By Andria Cheng
NEW YORK--Discounter Wal-Mart Stores Inc. (WMT) isn't the only
company taking steps to buy more goods made in America.
It's also on the minds of luxury and upscale retailers and
brands.
With the industry under pressure to respond quickly to fashion
trends and seeking to shorten the period between designing a
product and getting it on store shelves, there's a growing appeal
to buying U.S.-made products, retailers said.
Meanwhile, increased labor costs in markets such as China, high
import duties, fluctuating currency exchange rates and uncertainty
over volatile fuel costs make manufacturing in the U.S. more
attractive. Add in questions about quality and recent evidence that
worker conditions in some countries remain unsafe and the result is
that more and more companies have started to look seriously at
buying more domestically manufactured goods.
"There are opportunities to test products" made in America, said
Brooks Brothers Chief Executive Claudio Del Vecchio, in an
interview, adding the percentage of the apparel retailer's
made-in-the-U.S. stock as part of the total has increased. "It's
part of our culture to support American manufacturing. We like to
buy from America."
Brooks Brothers, which makes 70% of its suits in a Massachusetts
factory, all of its ties in New York and 15% of its shirts in North
Carolina, is also looking at increasing the manufacturing of its
men's shoes and accessories in the U.S., he said. The company's
website has a section that touts only Made in America products.
With the sputtering U.S. job growth rate, the industry, at the
National Retail Federation's annual convention earlier this week,
called for its members to do their part to support U.S. jobs.
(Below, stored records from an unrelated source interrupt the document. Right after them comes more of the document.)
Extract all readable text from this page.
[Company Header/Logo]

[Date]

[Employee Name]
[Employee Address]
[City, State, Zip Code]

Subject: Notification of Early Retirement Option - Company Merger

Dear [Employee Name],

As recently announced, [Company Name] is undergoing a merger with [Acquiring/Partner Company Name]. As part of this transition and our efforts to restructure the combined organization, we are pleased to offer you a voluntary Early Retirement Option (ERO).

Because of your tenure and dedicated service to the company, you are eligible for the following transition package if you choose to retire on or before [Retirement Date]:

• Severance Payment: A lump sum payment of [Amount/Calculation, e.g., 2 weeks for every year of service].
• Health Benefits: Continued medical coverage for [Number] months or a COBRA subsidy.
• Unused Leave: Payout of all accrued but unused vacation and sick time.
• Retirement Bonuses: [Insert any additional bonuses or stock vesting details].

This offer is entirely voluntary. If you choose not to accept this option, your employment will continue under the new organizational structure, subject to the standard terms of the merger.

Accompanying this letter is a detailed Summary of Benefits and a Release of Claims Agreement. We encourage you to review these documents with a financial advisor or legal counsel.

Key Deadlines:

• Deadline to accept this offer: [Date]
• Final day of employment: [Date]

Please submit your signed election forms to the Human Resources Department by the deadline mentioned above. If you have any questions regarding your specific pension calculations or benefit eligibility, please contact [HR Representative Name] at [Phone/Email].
Walmart (WMT) U.S. CEO Bill Simon, in a keynote speech at NRF, said
the retail giant is buying an additional $50 billion U.S.-made
products over the next 10 years. It plans to do this by increasing
orders for things such as paper and sporting goods it already buys
domestically but also by helping to bring back production textiles,
furniture and higher-end appliances.
U.S. Made at a Profit
At luxury retailer Saks Inc. (SKS), Chief Executive Steve Sadove
said while its customers of traditional European luxury labels care
more about the brands and their quality and workmanship, the
company also has been increasing domestic sourcing in its
"contemporary brands," which usually refers to brands that are
considered younger and hipper and carry a more affordable price
tag.
"We are seeing a resurgence in "Made in America" in
contemporary" brands, Sadove said in an interview. "We are
increasing sourcing there because you can get replenishment much
more easily (through) supply chain in America."
In a Brunswick Group survey of more than 200 U.S.-based
investors interested in the luxury sector, 80% of them said the
reputational risk associated with offshore manufacturing is
beginning to offset the savings for luxury goods manufacturers.
"A lot of our (luxury) clients talk about bringing sourcing back
home," said Susan Gilchrist, group chief executive at
communications firm Brunswick Group, at a Financial Times Business
of Luxury panel Thursday. "It's not just about publicity. The
actual (cost) differential gap is really closing."
Marcus Wainwright, head designer for the contemporary apparel
label Rag & Bone, said more than 60% of its products are made
in the U.S.--and at a profit.
"To have flexibility and nimbleness is incredible in the U.S.,"
he said at the presentation. "There's something intangible and
valuable. It's more about craftsmanship and authenticity than
margin and profit."
At designer house Vera Wang, high-end wedding gowns are also
made in America.
"It's almost impossible to do the dress elsewhere," said Mario
Grauso, president of Vera Wang at the panel. "We have 12 weeks to
deliver the dress. We don't want to disappoint the bride. Our
high-end customers care where it's made."
Lingerie maker Cosabella, which makes 99% of the lingerie and
sleepwear it sells at retailers including Saks, Macy's Inc.'s (M)
Bloomingdale's and Nordstrom Inc. (JWN) in Italy, is considering
making investments to have its products made in the U.S.
"The opportunity of coming to the U.S. is attractive," Guido
Campello, vice president of sales, branding and innovation, said,
adding as a second-generation Italian American, his heritage is
part of the reason behind the desire to do domestic sourcing.
"Oversight is easier. When you have to go to Italy and China, you
lose three or four days and that costs money. There's awesome
potential."
Moving some of the production to the U.S. could save him
currency fluctuation headaches with the euro, he said.
The company, which in February will begin to sell its
lower-priced line Cosabella Amore at JC Penney (JCP), is now able
to look at domestic sourcing more seriously because of the
commitment from the midprice department store chain for the Amore
brand to ship to Penney's 527 stores, he said, adding it would now
make more sense to invest in machines and other infrastructure.
"It will give us some production leverage," he said in an
interview.
However, manufacturing in the U.S. isn't without its
challenges.
Campello, for instance, said sophisticated lingerie machines no
longer exist here while Wainwright at Rag & Bone said it's been
hard for the company to find seamstresses and young workers
interested in apparel manufacturing as a career choice.
"The skills have kind of disappeared," Wainwright said.